Il monachesimo cristiano nacque in Egitto durante il terzo e quarto secolo, nelle sue due forme, anacoretica e cenobitica. Antonio, di cui Atanasio scrisse la mirabile Vita (Fondazione Lorenzo Valla-Mondadori), si inoltrò, solo, nel deserto, abbandonando le cose e le apparenze umane, e combattendo contro tutto ciò che era demoniaco. Pacomio nacque, nel 291, da genitori pagani della Tebaide. Venne battezzato: diventò cristiano: la stessa notte ebbe una visione: si vide irrorato di rugiada che scendeva dal cielo e si raccolse a terra alla sua destra, coagulandosi in miele: e udì una voce che gli diceva: «Comprendi ciò che avviene, perché è ciò che ti accadrà più tardi».
Pacomio cercò di diventare monaco, e gli fu indicato un anacoreta, di nome Palamone, il quale gli disse: «La mia ascesi è dura: d’estate digiuno ogni giorno, d’inverno mangio ogni due giorni, soltanto pane e sale.
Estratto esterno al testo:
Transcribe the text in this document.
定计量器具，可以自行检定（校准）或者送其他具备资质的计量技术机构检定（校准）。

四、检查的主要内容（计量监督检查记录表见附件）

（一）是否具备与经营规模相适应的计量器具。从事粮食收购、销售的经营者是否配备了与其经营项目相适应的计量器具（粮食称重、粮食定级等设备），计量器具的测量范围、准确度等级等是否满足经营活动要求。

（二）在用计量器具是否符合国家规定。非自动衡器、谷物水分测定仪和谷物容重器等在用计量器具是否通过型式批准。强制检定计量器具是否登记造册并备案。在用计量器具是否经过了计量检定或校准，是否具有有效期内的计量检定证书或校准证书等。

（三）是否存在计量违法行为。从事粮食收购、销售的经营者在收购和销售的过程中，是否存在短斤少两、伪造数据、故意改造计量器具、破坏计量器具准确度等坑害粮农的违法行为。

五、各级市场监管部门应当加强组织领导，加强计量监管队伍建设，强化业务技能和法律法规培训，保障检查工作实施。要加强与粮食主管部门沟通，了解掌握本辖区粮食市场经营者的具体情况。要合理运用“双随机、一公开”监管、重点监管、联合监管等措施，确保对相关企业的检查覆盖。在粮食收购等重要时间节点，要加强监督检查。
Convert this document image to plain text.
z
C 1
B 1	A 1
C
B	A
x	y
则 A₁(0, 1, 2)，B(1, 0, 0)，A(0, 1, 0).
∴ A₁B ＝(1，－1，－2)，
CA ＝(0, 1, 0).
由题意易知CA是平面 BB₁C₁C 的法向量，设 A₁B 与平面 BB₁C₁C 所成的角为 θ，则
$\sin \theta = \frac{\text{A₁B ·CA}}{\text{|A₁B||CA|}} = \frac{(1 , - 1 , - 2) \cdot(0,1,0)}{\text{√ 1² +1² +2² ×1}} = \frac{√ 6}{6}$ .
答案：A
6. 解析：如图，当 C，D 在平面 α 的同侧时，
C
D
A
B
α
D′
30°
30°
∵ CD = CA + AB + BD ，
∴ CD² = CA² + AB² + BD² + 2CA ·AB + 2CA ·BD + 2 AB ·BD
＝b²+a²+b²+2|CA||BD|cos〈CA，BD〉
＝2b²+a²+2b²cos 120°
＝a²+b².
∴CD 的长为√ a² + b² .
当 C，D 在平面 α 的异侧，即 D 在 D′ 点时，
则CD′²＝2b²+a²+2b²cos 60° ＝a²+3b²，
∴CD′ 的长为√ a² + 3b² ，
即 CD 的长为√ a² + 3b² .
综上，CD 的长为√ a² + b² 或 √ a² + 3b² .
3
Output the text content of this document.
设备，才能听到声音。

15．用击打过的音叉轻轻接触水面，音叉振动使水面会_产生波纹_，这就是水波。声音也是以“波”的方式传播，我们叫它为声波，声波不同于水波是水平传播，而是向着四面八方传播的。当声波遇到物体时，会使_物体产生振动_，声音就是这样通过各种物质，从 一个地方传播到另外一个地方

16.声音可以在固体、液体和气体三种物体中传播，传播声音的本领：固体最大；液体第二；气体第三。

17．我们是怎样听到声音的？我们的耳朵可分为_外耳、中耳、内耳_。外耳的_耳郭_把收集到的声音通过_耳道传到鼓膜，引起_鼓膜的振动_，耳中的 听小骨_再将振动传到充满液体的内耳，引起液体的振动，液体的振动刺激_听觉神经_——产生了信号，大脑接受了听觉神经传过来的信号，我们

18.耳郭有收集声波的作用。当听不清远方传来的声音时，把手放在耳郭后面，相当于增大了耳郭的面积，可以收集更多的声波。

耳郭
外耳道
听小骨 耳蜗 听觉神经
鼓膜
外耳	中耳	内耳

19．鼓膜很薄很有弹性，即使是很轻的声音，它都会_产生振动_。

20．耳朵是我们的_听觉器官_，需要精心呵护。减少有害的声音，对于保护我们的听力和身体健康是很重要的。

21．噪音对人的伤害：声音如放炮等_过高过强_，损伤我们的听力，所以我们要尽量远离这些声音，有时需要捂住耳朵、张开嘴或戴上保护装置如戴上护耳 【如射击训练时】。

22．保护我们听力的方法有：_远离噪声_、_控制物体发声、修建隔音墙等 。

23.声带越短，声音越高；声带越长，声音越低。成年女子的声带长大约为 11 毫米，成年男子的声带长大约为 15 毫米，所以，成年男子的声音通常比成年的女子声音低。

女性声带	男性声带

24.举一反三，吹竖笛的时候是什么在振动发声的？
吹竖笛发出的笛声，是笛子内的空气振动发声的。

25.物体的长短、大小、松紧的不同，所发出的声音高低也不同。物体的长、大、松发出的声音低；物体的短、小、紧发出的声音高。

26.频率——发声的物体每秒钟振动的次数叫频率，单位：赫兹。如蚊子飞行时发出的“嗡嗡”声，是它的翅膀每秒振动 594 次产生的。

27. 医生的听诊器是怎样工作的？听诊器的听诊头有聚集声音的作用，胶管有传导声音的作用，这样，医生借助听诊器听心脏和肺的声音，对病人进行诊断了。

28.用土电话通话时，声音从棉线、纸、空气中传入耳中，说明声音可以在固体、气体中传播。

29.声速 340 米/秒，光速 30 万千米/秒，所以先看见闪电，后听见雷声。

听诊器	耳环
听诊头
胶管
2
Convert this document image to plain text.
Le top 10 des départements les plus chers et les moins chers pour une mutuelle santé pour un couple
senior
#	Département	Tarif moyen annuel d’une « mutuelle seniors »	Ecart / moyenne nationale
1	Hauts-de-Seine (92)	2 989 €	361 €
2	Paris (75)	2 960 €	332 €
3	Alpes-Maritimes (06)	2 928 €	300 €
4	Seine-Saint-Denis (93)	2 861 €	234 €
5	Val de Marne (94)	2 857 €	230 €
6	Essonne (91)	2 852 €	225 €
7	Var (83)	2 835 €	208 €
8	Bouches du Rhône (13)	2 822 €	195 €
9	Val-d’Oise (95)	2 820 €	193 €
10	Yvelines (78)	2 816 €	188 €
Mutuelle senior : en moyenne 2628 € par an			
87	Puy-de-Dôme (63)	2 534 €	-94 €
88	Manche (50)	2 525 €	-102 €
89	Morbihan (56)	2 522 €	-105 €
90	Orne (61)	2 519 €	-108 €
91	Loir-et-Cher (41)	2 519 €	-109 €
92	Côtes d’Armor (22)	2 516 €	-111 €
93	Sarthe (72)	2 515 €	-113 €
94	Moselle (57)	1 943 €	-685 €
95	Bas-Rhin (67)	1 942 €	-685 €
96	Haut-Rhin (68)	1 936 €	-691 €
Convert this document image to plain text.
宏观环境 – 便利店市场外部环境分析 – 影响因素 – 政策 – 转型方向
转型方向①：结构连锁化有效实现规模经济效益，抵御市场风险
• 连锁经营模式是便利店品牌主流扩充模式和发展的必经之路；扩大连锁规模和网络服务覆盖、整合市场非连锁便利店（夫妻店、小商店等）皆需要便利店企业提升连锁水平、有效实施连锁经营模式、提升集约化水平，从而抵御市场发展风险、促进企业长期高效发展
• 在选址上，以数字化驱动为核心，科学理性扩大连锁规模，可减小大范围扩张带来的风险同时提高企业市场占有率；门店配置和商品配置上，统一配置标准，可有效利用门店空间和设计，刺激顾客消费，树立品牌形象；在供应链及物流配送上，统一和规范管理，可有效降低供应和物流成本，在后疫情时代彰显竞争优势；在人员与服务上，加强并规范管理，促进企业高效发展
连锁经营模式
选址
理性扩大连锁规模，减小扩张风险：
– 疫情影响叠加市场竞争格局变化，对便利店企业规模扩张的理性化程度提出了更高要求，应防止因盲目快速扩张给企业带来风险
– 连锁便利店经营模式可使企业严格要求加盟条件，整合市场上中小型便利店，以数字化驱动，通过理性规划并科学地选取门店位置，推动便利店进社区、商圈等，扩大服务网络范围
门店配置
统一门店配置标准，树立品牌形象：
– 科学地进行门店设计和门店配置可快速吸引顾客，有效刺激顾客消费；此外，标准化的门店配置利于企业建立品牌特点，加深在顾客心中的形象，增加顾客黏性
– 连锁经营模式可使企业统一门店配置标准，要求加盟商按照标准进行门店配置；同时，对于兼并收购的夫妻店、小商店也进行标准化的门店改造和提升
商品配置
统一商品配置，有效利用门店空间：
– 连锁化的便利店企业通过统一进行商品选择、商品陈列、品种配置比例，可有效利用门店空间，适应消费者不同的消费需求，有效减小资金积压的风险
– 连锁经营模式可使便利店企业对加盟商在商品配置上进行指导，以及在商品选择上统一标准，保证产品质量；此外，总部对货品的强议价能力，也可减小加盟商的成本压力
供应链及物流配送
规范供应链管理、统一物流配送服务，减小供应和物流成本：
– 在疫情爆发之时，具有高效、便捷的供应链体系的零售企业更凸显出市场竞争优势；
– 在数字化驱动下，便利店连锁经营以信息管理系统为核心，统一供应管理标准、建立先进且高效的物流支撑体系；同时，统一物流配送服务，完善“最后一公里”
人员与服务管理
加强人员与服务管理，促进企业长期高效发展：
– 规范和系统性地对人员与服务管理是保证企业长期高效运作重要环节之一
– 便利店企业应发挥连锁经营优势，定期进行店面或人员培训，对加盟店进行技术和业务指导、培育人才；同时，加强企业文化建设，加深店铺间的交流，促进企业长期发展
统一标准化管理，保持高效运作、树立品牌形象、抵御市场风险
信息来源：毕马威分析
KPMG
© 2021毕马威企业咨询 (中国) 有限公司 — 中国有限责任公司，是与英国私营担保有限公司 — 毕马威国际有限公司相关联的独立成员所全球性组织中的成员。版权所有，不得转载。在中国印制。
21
Veglio sempre per metà della notte, spesso per tutta la notte». Pacomio entrò nella caverna di Palamone, e insieme praticavano l’ascesi e si dedicavano alla preghiera. Così raccontano la Prima vita greca di Pacomio, i Paralipomeni e l’Epistola di Ammone, che sono stati da poco pubblicati dalla comunità di Bose: Pacomio, servo di Dio e degli uomini: introduzione di William Harmless, a cura di Luigi d’Ayala Valva.
Chi scrisse la Prima vita greca, era un monaco pacomiano entrato in monastero dopo la morte di Pacomio: se non lo aveva conosciuto, aveva conosciuto alcuni «padri anziani», che erano stati suoi compagni fin dalla prima ora. Egli aveva l’acuta sensazione di vivere in un tempo di decadenza: fra poco — egli pensava — i monaci malvagi si sarebbero imposti ai confratelli buoni, i giusti sarebbero stati perseguitati. Pieno di angoscia e quasi di disperazione, comprese che, scrivendo, doveva raccontare ed esaltare Pacomio e il suo tempo, sperando di richiamare la luce sulla vita dell’Egitto e di tutto il mondo cristiano. Pacomio inventò la vita cenobitica: se Antonio si era inoltrato, solo, nel deserto, egli non amava la religione solitaria, quelle caverne nelle quali ogni monaco inseguiva isolatamente la salvezza.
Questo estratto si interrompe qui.